De ahí en más fue un caos al que contribuyó el público con sucesivos ¡oleeee,
oleeeee! ante cada toque certero de los venezolanos en la mitad del campo.
Faltaban veinte minutos, Uruguay estaba desconcertado y el mismo se agudizó
cuando Calos Bueno entró por Forlán ante otra silbatina del público que no
comprendía como Liguera -que no llegó a tocar la pelota-continuaba en el campo.
Todo se terminó cuando Arango a los 33 minutos culminó un notable ataque de
Venezuela que llegó con cuatro hombres solos a definir en zona de ataque y poco
le faltó para entrar con la pelota caminando al arco uruguayo. Con el 0:3 en
contra Venezuela humilló a Uruguay y el público rubricó esa afrenta con
continuos ¡Oleeeee, oleeeeee! coronándolos desde la Tribuna Amsterdam con un
grosero cántico destinado al técnico celeste.
Fin. Concluyente e incuestionable victoria de Venezuela que debe
explicarse no sólo porque ya no es la Cenicienta de América del Sur, sino
también porque, con jugadores de mucho menor jerarquía que los de Uruguay,
recoge los frutos de un trabajo serio, ordenado y una planificación futbolística
en el campo acorde con la realidad. Porque no dudemos -aún en esta dolorosa hora
de derrota-que los jugadores uruguayos que hoy salieron al campo tienen mucha
mayor valía que los venezolanos y son superiores individualmente. La diferencia
de esta noche hay que buscarla en razones de estrategia y planteo futbolístico.

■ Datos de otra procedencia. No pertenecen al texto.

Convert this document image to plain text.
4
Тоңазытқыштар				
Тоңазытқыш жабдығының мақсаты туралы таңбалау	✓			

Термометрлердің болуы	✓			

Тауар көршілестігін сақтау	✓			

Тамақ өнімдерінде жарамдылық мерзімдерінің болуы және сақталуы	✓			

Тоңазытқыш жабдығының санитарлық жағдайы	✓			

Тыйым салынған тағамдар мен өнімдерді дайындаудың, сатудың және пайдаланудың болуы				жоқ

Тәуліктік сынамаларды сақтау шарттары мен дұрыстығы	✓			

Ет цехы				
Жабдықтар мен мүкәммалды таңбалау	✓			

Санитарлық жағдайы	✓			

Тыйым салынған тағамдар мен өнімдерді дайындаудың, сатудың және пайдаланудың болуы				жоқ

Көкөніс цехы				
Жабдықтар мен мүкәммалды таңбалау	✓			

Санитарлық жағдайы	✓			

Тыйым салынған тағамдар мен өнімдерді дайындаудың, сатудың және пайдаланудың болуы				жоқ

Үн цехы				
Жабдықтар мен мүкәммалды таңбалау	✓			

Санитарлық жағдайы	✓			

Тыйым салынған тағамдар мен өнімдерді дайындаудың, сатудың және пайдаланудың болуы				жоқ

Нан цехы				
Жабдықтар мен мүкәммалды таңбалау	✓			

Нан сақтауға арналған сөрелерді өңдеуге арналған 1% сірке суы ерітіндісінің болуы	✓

Encontrado este punto clave, no dudamos que Uruguay seguirá dando pelea por su
clasificación para la Copa de Alemania 2006 y que, en la hora final de la
definición estará allí, luchando hasta el fin y con la calculadora en la mano,
tal como ha sido la norma de la última década, después de la conquista de la
Copa América de 1995 que marcó el final de la gloriosa generación que lideró
Enzo Francescoli y que, ¡tan injustamente vapuleada entonces!, hoy, todos,
añoramos, extrañamos y recordamos...
Volviendo al drama que genera este 0:3 en contra y pensando en la futura
clasificación de Uruguay para Alemania 2006, que seguimos entendiendo difícil
pero muy posible, vale un viejo refrán: "No hay mal que por bien no
venga..."
URUGUAY 0:3 VENEZUELA
Cancha: Estadio Centenario.
Juez: René Ortubé. Líneas: Arold Valda y Oscar Soria (Terna de
Bolivia).
URUGUAY: Gustavo Munúa (1), Diego López (6), Gonzalo
Sorondo (3), Darío Rodríguez (4), Martín Ligüera (10), Marcelo Sosa (5), Richard
Núñez (11) Alvaro Recoba (20), Javier Chevantón (19) (59' Fernando Correa (16)),
Germán Hornos (8) (45' Walter Pandiani (7)) y Diego Forlán (21) (72' Carlos
Bueno (9)). Director Técnico: Juan Ramón Carrasco. Suplentes: Luis Barbat (1),
Pablo Melo (2), Marcelo Romero (14) y Luis Romero (16).
VENEZUELA: Gilberto Angelucci (1), Luis Ballenilla (2),
Juan Manuel Rey (4), Alejandro Cichero (6), Jonay Hernández (27), Leopoldo
Jiménez (14), Luis Vera (8), Gabriel Urdaneta (10) (61' Héctor González (20)),
Ricardo Paez (11) (61' Jorge Rojas (3)), Juan Arango (18) (83' Andrée González
(19)) y Alexis Rondón (24). Director Técnico: Richard Paez. Suplentes:
Rafael Dudamel
(22), Leonel Vielma (13), Daniel Noriega (7) y Ruberth Morán (16).
GOLES: 18' Gabriel Urdaneta (V), 63'
Héctor González (V), 78' Juan Arango (V).
Tarjeta roja: 74' Diego López (U).
Tarjetas amarillas: 25' Diego López
(U), 43' Gabriel Urdaneta (V), 52' Alexis Rondón (V), 84' Fernando Correa (U).